Nie żyjemy w mieście w którym nowe zastąpiło stare. To miejsce w którym
coraz trudniej odróżnić nowych od starych – przy czym starzy wiedzieli „jak” robić, a młodzi
zastanawiają się głównie komu „robić”.
Okazja, aby ordynarne cwanictwo z prowincji zapakować w złotko i sprzedać
„ciemnemu ludowi” została w
listopadzie wykorzystana perfekcyjnie. Nowy prezydent jeszcze kilka miesięcy
temu był dla wielu objawieniem, nadzieją oraz szansą na coś innego i lepszego,
a dzisiaj odgłosy zawodu słychać nawet wśród najwierniejszych ...
„Jest zdecydowanie gorzej
niż było. Podczas kampanii wyborczej mówiło się co innego, a dzieje się co
innego” – skonstatował w jednym z portali Daniel Puczyłowski z gorzowskiej księgarni
„Daniel”. „Jacek nas wykorzystał, ale nie
mamy wyjścia” - mówi NW samorządowiec LdM.

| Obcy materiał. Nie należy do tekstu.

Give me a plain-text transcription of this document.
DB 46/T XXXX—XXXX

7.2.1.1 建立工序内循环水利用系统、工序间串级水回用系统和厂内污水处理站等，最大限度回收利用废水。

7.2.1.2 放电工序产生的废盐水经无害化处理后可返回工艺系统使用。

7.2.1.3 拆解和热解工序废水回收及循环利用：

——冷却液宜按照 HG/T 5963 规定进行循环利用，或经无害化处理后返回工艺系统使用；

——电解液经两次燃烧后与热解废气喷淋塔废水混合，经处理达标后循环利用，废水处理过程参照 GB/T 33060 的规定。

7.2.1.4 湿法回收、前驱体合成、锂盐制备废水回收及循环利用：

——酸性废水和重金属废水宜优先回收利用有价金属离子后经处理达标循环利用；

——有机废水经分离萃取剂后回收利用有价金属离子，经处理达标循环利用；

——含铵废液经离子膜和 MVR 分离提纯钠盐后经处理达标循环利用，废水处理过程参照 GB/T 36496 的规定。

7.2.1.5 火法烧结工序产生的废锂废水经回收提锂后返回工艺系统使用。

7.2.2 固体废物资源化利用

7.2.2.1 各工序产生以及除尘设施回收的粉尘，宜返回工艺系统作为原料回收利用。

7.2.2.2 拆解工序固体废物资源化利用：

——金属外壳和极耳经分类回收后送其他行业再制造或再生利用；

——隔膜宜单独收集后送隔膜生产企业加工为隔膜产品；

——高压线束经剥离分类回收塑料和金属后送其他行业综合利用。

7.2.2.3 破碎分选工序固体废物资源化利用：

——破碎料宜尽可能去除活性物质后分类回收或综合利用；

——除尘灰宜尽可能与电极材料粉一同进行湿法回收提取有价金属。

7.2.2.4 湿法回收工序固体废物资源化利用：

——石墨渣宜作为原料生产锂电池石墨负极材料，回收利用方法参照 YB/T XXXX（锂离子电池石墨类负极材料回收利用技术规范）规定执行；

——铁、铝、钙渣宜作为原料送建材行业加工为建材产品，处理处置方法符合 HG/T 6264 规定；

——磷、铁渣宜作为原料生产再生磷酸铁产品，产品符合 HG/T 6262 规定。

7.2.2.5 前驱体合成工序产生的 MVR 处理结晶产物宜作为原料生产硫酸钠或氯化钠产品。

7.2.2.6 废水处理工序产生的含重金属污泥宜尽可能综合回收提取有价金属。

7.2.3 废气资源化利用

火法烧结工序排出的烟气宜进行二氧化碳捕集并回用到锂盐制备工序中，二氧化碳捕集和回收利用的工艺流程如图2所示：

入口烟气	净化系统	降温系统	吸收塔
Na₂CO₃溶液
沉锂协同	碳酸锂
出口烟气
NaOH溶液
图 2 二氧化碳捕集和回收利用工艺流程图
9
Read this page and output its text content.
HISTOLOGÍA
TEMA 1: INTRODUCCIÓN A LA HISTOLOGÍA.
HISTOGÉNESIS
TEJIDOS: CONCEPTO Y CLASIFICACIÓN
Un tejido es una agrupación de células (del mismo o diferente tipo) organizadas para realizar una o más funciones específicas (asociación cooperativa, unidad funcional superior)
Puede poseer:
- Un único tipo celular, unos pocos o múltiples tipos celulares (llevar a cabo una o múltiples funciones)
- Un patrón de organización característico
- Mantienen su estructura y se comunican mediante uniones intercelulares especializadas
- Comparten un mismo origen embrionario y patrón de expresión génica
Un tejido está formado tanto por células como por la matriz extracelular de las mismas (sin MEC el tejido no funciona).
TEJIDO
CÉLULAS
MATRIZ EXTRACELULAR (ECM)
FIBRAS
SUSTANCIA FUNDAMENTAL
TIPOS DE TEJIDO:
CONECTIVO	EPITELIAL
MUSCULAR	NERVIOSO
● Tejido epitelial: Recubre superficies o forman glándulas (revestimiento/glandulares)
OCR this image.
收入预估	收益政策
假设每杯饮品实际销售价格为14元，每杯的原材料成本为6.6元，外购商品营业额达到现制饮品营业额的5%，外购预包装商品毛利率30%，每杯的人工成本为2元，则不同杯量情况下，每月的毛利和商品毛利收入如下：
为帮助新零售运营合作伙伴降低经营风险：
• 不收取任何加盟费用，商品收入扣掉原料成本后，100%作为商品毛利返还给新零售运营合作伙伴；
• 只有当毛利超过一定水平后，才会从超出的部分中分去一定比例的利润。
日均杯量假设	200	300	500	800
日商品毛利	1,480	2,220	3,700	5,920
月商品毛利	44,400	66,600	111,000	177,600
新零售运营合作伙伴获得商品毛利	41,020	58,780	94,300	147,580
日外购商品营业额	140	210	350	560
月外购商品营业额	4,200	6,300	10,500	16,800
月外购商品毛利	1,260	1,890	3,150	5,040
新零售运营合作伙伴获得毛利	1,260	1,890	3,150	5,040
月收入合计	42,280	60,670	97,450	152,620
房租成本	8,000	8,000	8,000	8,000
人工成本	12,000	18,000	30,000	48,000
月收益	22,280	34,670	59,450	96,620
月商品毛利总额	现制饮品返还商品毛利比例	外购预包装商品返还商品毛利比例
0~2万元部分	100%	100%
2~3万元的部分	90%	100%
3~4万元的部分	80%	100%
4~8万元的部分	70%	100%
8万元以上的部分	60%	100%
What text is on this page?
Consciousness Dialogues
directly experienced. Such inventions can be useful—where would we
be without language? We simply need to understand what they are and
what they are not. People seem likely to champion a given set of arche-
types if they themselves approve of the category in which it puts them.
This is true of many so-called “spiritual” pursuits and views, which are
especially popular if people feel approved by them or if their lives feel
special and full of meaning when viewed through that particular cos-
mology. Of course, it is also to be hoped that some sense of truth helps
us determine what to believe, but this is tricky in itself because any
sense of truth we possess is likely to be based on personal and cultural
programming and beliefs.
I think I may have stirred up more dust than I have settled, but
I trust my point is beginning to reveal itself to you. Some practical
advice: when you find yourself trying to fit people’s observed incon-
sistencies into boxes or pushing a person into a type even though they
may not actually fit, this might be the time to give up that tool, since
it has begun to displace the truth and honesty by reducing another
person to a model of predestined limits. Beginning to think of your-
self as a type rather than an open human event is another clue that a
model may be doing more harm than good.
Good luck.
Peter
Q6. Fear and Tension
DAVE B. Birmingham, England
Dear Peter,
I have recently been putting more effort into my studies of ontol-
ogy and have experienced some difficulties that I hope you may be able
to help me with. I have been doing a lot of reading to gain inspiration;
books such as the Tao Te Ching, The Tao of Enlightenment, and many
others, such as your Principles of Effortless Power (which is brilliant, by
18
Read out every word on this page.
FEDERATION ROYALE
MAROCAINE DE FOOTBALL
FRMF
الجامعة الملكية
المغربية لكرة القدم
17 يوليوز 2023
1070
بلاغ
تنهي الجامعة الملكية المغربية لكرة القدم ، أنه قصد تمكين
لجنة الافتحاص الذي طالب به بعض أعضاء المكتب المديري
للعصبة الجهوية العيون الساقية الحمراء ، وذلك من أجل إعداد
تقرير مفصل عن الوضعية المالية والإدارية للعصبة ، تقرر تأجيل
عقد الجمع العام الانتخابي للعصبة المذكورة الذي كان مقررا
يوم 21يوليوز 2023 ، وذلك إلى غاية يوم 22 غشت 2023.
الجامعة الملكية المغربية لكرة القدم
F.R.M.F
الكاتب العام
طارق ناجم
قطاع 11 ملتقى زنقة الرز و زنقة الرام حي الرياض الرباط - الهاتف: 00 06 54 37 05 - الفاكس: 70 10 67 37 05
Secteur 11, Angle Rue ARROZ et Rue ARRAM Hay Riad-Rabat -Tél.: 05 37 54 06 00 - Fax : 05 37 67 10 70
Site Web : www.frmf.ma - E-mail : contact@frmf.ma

Poza dyskusją dla wielu jest więc jedno: ten wybór będzie bolał jeszcze
długo, tak jak boli borowanie kruszejącego zęba, który przez lata nie widział
szczotki i pasty.
„Surowiec, Komarnicki,
Kurczyna – oni są dzisiaj ważniejsi od nas i wydaje się, że zostaliśmy oszukani.
Gładka mowa Aliny Czyżewskiej niczego nie załatwi” – dodaje LdM-owiec, potwierdzając przy tym, że środowisko jest mocno
podzielone.
Podobnych głosów jest dużo więcej i choć informatorzy komunikują
się z NW z imienia i nazwiska, zastrzegają by ich personaliów nie ujawniać.
Wniosek jest jeden: prezydent Jacek
Wójcicki miał być gorzowskim Karolem
Wielkim w ciele Sancho Pansy, a
okazał się molierowskim Tartuffem w
ciele Paździocha. Bardziej pasują tu
jednak słowa Cezarego Pazury z filmu
„Kariera Nikosia Dyzmy”: „Trzeba się
nawpierdalać, zanim nas wypierdolą”.
I tylko w tym kontekście można zrozumieć fakt, że szefową biura
prasowego Prezydenta Miasta została fizycznie ekspresywna – fachowym okiem autor
potwierdza iż „ma czym oddychać”
- żona sponsora prezydenckiej kampanii Agata
Dusińska, dyrektorem Gorzowskiego Centrum Pomocy Rodzinie eksprezydencka
dziewczyna – z większym stażem niż Alina
Czyżewska bo aż 7-letnim – Justyna Pawlak,
a następca Wójcickiego w Deszcznie Paweł
Tymszan „medialnie opędzlował” w świetle
jupiterów gminną limuzynę.
Nie dziwi więc, że jak żart brzmi styczniowa konstatacja „Gazety
Wyborczej”, że J. Wójcicki to „Sokrates z
Deszczna”, bo intelektualnie bliżej mu do Forrest Gumpa, a Gorzów nie okazał się „taką samą gminą jak Deszczno tylko trochę większą”.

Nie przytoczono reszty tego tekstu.